TOORBUL, Australia – Humans don't have a monopoly on sexually transmitted infections.
Oysters get herpes; rabbits get syphilis; dolphins get genital warts. But chlamydia — a pared-down, single-celled bacterium that acts like a virus — has been especially successful, infecting everything from frogs to fish to parakeets. You might say chlamydia connects us all.
This shared susceptibility has led some scientists to argue that studying, and saving, koalas may be the key to developing a long-lasting cure for humans. "We can observe what the vaccine does under real conditions," said Peter Timms, a microbiologist at the University of Sunshine Coast in Queensland who has spent the past decade developing a chlamydia vaccine for koalas.
In koalas, chlamydia's ravages are extreme, leading to severe inflammation, massive cysts and scarring of the reproductive tract.
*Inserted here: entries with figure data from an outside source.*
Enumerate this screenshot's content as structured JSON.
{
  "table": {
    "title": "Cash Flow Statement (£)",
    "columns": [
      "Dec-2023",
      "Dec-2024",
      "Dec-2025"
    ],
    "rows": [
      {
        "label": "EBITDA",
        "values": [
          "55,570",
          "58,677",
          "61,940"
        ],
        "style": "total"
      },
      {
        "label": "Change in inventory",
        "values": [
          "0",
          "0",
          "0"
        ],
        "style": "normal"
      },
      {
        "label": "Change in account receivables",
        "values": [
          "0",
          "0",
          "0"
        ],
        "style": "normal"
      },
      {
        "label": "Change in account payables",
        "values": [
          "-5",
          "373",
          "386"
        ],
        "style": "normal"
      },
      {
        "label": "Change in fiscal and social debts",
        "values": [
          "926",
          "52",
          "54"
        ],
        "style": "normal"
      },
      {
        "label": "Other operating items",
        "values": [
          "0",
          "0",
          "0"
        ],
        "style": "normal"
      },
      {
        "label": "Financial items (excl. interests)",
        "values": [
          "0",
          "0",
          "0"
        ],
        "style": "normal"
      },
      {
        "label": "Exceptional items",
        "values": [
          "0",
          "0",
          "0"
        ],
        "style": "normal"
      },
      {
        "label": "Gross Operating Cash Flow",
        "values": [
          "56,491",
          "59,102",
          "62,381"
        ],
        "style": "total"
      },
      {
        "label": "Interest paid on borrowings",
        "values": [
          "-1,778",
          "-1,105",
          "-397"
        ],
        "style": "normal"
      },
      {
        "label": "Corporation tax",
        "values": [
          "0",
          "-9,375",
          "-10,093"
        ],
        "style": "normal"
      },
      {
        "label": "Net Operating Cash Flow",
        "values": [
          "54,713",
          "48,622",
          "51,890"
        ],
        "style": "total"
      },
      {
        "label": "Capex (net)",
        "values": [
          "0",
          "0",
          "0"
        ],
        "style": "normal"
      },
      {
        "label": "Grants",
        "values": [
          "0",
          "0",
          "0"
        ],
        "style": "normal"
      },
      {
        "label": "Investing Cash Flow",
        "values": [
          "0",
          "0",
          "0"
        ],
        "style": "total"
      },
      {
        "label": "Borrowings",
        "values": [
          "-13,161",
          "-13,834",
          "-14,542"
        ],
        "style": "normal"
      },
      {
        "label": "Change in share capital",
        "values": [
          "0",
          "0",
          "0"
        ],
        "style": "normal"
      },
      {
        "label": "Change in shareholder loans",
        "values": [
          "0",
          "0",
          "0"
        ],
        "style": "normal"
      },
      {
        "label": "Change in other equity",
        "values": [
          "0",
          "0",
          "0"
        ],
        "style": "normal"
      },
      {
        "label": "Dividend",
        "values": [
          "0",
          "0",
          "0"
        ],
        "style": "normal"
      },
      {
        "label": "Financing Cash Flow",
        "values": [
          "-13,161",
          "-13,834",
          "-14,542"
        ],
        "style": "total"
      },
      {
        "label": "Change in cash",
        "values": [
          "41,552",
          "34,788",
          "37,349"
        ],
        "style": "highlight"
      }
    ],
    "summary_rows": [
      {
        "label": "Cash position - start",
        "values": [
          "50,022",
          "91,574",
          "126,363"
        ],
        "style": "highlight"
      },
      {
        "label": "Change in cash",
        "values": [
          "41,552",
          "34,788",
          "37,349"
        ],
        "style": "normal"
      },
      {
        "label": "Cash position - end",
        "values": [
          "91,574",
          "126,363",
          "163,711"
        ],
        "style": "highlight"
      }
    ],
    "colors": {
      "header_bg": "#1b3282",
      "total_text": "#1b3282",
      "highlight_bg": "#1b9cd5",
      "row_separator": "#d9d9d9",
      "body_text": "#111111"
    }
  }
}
But the bacteria responsible is still remarkably similar to the human one, thanks to chlamydia's tiny, highly conserved genome: It has just 900 active genes, far fewer than most infectious bacteria.
Because of these similarities, the vaccine trials that Timms and Endeavour Veterinary Ecology, a wildlife consulting company, are running in wild kaoalas may offer valuable clues for researchers who are developing a human vaccine.
Chlamydia is the most common sexually transmitted infection worldwide, with 131 million new cases reported each year. In the U.S., 1 in 10 sexually active teenagers is infected, said Dr. Toni Darville, chief of the division of pediatric infectious diseases at the University of North Carolina.
Antibiotics exist, but they are not enough to solve the problem, Darville said. That's because chlamydia is a "stealth organism," producing few symptoms and often going undetected for years.
In 2019, Darville and her colleagues received a multiyear, $10.7 million grant from the National Institute of Allergy and Infectious Diseases to develop a vaccine. The ideal package would combine a chlamydia and gonorrhea vaccine with the HPV vaccine already given to most preteenagers.